As primeiras imagens que registro dele são brincando de “guerrô” em volta do monumento em homenagem ao Oliveira Brito na Praça Duque de Caxias. O monumento era um obelisco em concreto tendo ao fundo um painel com azulejos com dizeres elogiando a "raça" do sertanejo. De gosto duvidoso, foi demolido pelo prefeito Joaquim da Silva Dantas para dar lugar ao bucólico jardim que fez reviver a praça.
Mas não é da praça que pretendo falar, mas daquele menino magrelo, extremamente ágil e provocante, o Bastinho de D. Edite costureira. Ele provocava os outros mais fortes confiando na facilidade que tinha em dribla-los e na extraordinária velocidade que imprimia ao corpo franzino.
Bastinho, Sebastião Ferreira Alves Santos, era filho de D. Edite e de Nesinho de Hermógenes.

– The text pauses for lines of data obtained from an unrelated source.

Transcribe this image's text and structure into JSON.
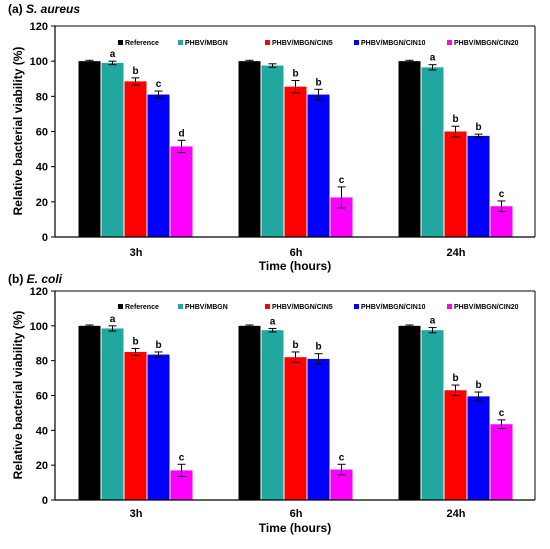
{
  "chart_data": [
    {
      "type": "bar",
      "title": "(a) ",
      "title_organism": "S. aureus",
      "xlabel": "Time (hours)",
      "ylabel": "Relative bacterial viability (%)",
      "ylim": [
        0,
        120
      ],
      "yticks": [
        0,
        20,
        40,
        60,
        80,
        100,
        120
      ],
      "categories": [
        "3h",
        "6h",
        "24h"
      ],
      "legend_position": "top-right",
      "series": [
        {
          "name": "Reference",
          "color": "#000000",
          "values": [
            100,
            100,
            100
          ],
          "errors": [
            0.5,
            0.5,
            0.5
          ],
          "labels": [
            "",
            "",
            ""
          ]
        },
        {
          "name": "PHBV/MBGN",
          "color": "#20a8a0",
          "values": [
            99,
            97.5,
            96.5
          ],
          "errors": [
            1,
            1,
            1.5
          ],
          "labels": [
            "a",
            "",
            "a"
          ]
        },
        {
          "name": "PHBV/MBGN/CIN5",
          "color": "#ff0000",
          "values": [
            88.5,
            85.5,
            60
          ],
          "errors": [
            2,
            3.5,
            3
          ],
          "labels": [
            "b",
            "b",
            "b"
          ]
        },
        {
          "name": "PHBV/MBGN/CIN10",
          "color": "#0000ff",
          "values": [
            81,
            81,
            57.5
          ],
          "errors": [
            2,
            3,
            1
          ],
          "labels": [
            "c",
            "b",
            "b"
          ]
        },
        {
          "name": "PHBV/MBGN/CIN20",
          "color": "#ff00ff",
          "values": [
            51.5,
            22.5,
            17.5
          ],
          "errors": [
            3.5,
            6,
            3
          ],
          "labels": [
            "d",
            "c",
            "c"
          ]
        }
      ]
    },
    {
      "type": "bar",
      "title": "(b) ",
      "title_organism": "E. coli",
      "xlabel": "Time (hours)",
      "ylabel": "Relative bacterial viability (%)",
      "ylim": [
        0,
        120
      ],
      "yticks": [
        0,
        20,
        40,
        60,
        80,
        100,
        120
      ],
      "categories": [
        "3h",
        "6h",
        "24h"
      ],
      "legend_position": "top-right",
      "series": [
        {
          "name": "Reference",
          "color": "#000000",
          "values": [
            100,
            100,
            100
          ],
          "errors": [
            0.5,
            0.5,
            0.5
          ],
          "labels": [
            "",
            "",
            ""
          ]
        },
        {
          "name": "PHBV/MBGN",
          "color": "#20a8a0",
          "values": [
            98.5,
            97.5,
            97.5
          ],
          "errors": [
            1.5,
            1,
            1.5
          ],
          "labels": [
            "a",
            "a",
            "a"
          ]
        },
        {
          "name": "PHBV/MBGN/CIN5",
          "color": "#ff0000",
          "values": [
            85,
            82,
            63
          ],
          "errors": [
            2,
            3,
            3
          ],
          "labels": [
            "b",
            "b",
            "b"
          ]
        },
        {
          "name": "PHBV/MBGN/CIN10",
          "color": "#0000ff",
          "values": [
            83.5,
            81,
            59.5
          ],
          "errors": [
            1.5,
            3,
            2.5
          ],
          "labels": [
            "b",
            "b",
            "b"
          ]
        },
        {
          "name": "PHBV/MBGN/CIN20",
          "color": "#ff00ff",
          "values": [
            17,
            17.5,
            43.5
          ],
          "errors": [
            3.5,
            3,
            2.5
          ],
          "labels": [
            "c",
            "c",
            "c"
          ]
        }
      ]
    }
  ]
}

Este, irmão de do bem sucedido comerciante Ioiô, pai de Lazaro, de Agamenon e das meninas Marta, Guiomar e Marcinha.
Pelo lado materno, Bastinho era sobrinho de Zeca do armarinho e de outros tios cujo nome não tenho registro mas sei que migraram para São Paulo no final dos anos 40 e transformaram-se nos mais importantes comerciantes de Santo Amaro na capital paulista. Pouco letrados, porém donos de um imenso tino comercial foram os pioneiros no comércio de móveis e eletro - domésticos na região chegando a dominar o setor. Homens vitoriosos.

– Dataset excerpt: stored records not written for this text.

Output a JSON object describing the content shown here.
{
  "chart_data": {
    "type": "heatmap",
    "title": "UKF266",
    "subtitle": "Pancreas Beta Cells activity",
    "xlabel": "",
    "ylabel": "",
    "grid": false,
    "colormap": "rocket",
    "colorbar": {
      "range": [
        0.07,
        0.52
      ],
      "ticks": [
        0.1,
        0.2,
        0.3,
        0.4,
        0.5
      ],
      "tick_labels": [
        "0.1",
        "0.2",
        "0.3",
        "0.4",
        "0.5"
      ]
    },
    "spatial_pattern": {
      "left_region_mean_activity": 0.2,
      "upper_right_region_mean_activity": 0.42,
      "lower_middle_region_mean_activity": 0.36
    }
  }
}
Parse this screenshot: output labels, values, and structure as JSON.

Bastinho fez o curso ginasial no Educandário Oliveira Brito e seguiu o caminho dos tios; São Paulo! Lá concluiu o Curso Técnico de Contabilidade e começou imediatamente a exercer a profissão mostrando-se hábil e competente.

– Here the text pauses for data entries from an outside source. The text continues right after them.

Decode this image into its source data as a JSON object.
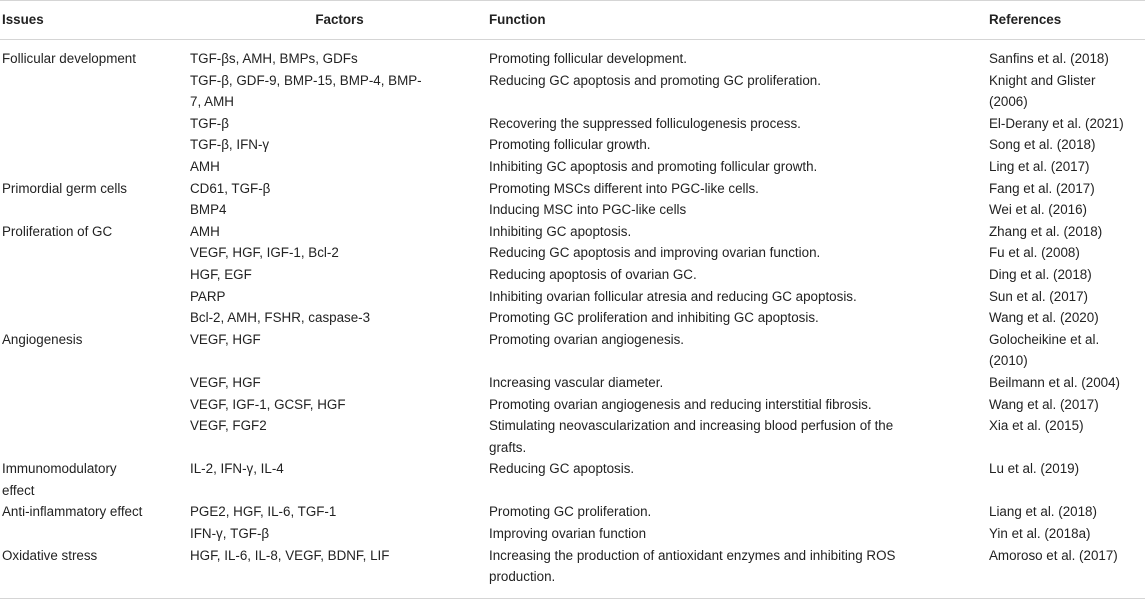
{
  "headers": {
    "issues": "Issues",
    "factors": "Factors",
    "function": "Function",
    "references": "References"
  },
  "rows": [
    {
      "issue": "Follicular development",
      "factors": "TGF-βs, AMH, BMPs, GDFs",
      "function": "Promoting follicular development.",
      "ref": "Sanfins et al. (2018)"
    },
    {
      "issue": "",
      "factors": "TGF-β, GDF-9, BMP-15, BMP-4, BMP-\n7, AMH",
      "function": "Reducing GC apoptosis and promoting GC proliferation.",
      "ref": "Knight and Glister\n(2006)"
    },
    {
      "issue": "",
      "factors": "TGF-β",
      "function": "Recovering the suppressed folliculogenesis process.",
      "ref": "El-Derany et al. (2021)"
    },
    {
      "issue": "",
      "factors": "TGF-β, IFN-γ",
      "function": "Promoting follicular growth.",
      "ref": "Song et al. (2018)"
    },
    {
      "issue": "",
      "factors": "AMH",
      "function": "Inhibiting GC apoptosis and promoting follicular growth.",
      "ref": "Ling et al. (2017)"
    },
    {
      "issue": "Primordial germ cells",
      "factors": "CD61, TGF-β",
      "function": "Promoting MSCs different into PGC-like cells.",
      "ref": "Fang et al. (2017)"
    },
    {
      "issue": "",
      "factors": "BMP4",
      "function": "Inducing MSC into PGC-like cells",
      "ref": "Wei et al. (2016)"
    },
    {
      "issue": "Proliferation of GC",
      "factors": "AMH",
      "function": "Inhibiting GC apoptosis.",
      "ref": "Zhang et al. (2018)"
    },
    {
      "issue": "",
      "factors": "VEGF, HGF, IGF-1, Bcl-2",
      "function": "Reducing GC apoptosis and improving ovarian function.",
      "ref": "Fu et al. (2008)"
    },
    {
      "issue": "",
      "factors": "HGF, EGF",
      "function": "Reducing apoptosis of ovarian GC.",
      "ref": "Ding et al. (2018)"
    },
    {
      "issue": "",
      "factors": "PARP",
      "function": "Inhibiting ovarian follicular atresia and reducing GC apoptosis.",
      "ref": "Sun et al. (2017)"
    },
    {
      "issue": "",
      "factors": "Bcl-2, AMH, FSHR, caspase-3",
      "function": "Promoting GC proliferation and inhibiting GC apoptosis.",
      "ref": "Wang et al. (2020)"
    },
    {
      "issue": "Angiogenesis",
      "factors": "VEGF, HGF",
      "function": "Promoting ovarian angiogenesis.",
      "ref": "Golocheikine et al.\n(2010)"
    },
    {
      "issue": "",
      "factors": "VEGF, HGF",
      "function": "Increasing vascular diameter.",
      "ref": "Beilmann et al. (2004)"
    },
    {
      "issue": "",
      "factors": "VEGF, IGF-1, GCSF, HGF",
      "function": "Promoting ovarian angiogenesis and reducing interstitial fibrosis.",
      "ref": "Wang et al. (2017)"
    },
    {
      "issue": "",
      "factors": "VEGF, FGF2",
      "function": "Stimulating neovascularization and increasing blood perfusion of the\ngrafts.",
      "ref": "Xia et al. (2015)"
    },
    {
      "issue": "Immunomodulatory\neffect",
      "factors": "IL-2, IFN-γ, IL-4",
      "function": "Reducing GC apoptosis.",
      "ref": "Lu et al. (2019)"
    },
    {
      "issue": "Anti-inflammatory effect",
      "factors": "PGE2, HGF, IL-6, TGF-1",
      "function": "Promoting GC proliferation.",
      "ref": "Liang et al. (2018)"
    },
    {
      "issue": "",
      "factors": "IFN-γ, TGF-β",
      "function": "Improving ovarian function",
      "ref": "Yin et al. (2018a)"
    },
    {
      "issue": "Oxidative stress",
      "factors": "HGF, IL-6, IL-8, VEGF, BDNF, LIF",
      "function": "Increasing the production of antioxidant enzymes and inhibiting ROS\nproduction.",
      "ref": "Amoroso et al. (2017)"
    }
  ]
}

No início dos anos 70 fui morar em São Paulo onde reencontrei o agora Sebastião já universitário e fazendo o serviço contábil de pequenas empresas. A seu convite, passamos a dividir um pequeno apartamento na Rua Herculano de Freitas na Bela Vista. Convivemos sob o mesmo teto e em alguns momentos trabalhando na mesma sala durante mais de um ano, quando tive oportunidade de observar a genialidade e a efervescência do menino nascido no número 178 da Rua da Igreja.
Entre outros episódios, lembro-me o dia em que ele adquiriu o seu primeiro automóvel. Convidou-me para acompanha-lo até a Caltabiano, revenda Ford que ficava na Rua Augusta. Enquanto o padrão de todos nós era no máximo o “Fuscão”, Sebastião resolveu comprar um Corcel GT, “verdadeira máquina”. Escolhemos o ”bólido” verde com faixas negras. Eu, motorista habilitado, ofereço-me para conduzir o automóvel até que ele tomasse aulas de direção. Qual foi a minha surpresa ao vê-lo efetuar o pagamento, tomar as chaves, abrir a porta do carona para eu entrar no carro e, aos troncos e barrancos subir a rampa que nos levava à Rua Augusta e daí sair em direção à Herculano de Freitas, raspando em postes e guias das calçadas. Era a primeira vez que dirigia um veículo.
Em 1976 Sebastião diplomou-se em Administração de Empresas pela FGV-São Paulo. Terminou o curso já cortejado por vários empresários cujos filhos foram colegas do menino euclidense e viam nele um profissional pronto para assumir cargos importantes.
Da graduação para o mestrado na própria FGV foi um pulo. O próximo passo foi ser contratado com professor titular na mesma escola que onde já lecionava Mario Henrique Simonsen e outros papas da administração e da economia. Disputado por outras instituições dedicou-se ao magistério lecionando ainda na PUC, na Metodista e na Tibiriçá.
Mas ele queria mais.Uma bolsa de estudos o levou à Universidade do Texas em Austin onde fez doutorado em Controladoria e Finanças.
Voltando ao Brasil, continuou suas atividades como professor e abriu um conceituado escritório de consultoria empresarial onde atuou até 1994 quando a convite do então governador Mário Covas, assumiu a diretoria financeira da Eletropaulo.
Fumante, nervoso, comprometido com a carreira, Sebastião era um homem que buscava sempre se superar. Provocava a vida da mesma forma como fazia quando criança com os meninos mais fortes nas brincadeiras de "guerrô".
A última vez que o vi foi em novembro de 1995 Internado no Hospital das Clínicas de São Paulo, acalentado pela sempre presente mãe, D. Edite. Magro, tossindo muito, estava consciente do grave mal que o acometera, mas continuava de pé, guerreiro, provocante, bem humorado ”É rapaz, tá feia coisa mais vou sair dessa”. Não saiu! O mal venceu o guerreiro em 27 de abril de 1996 aos 44 anos de idade.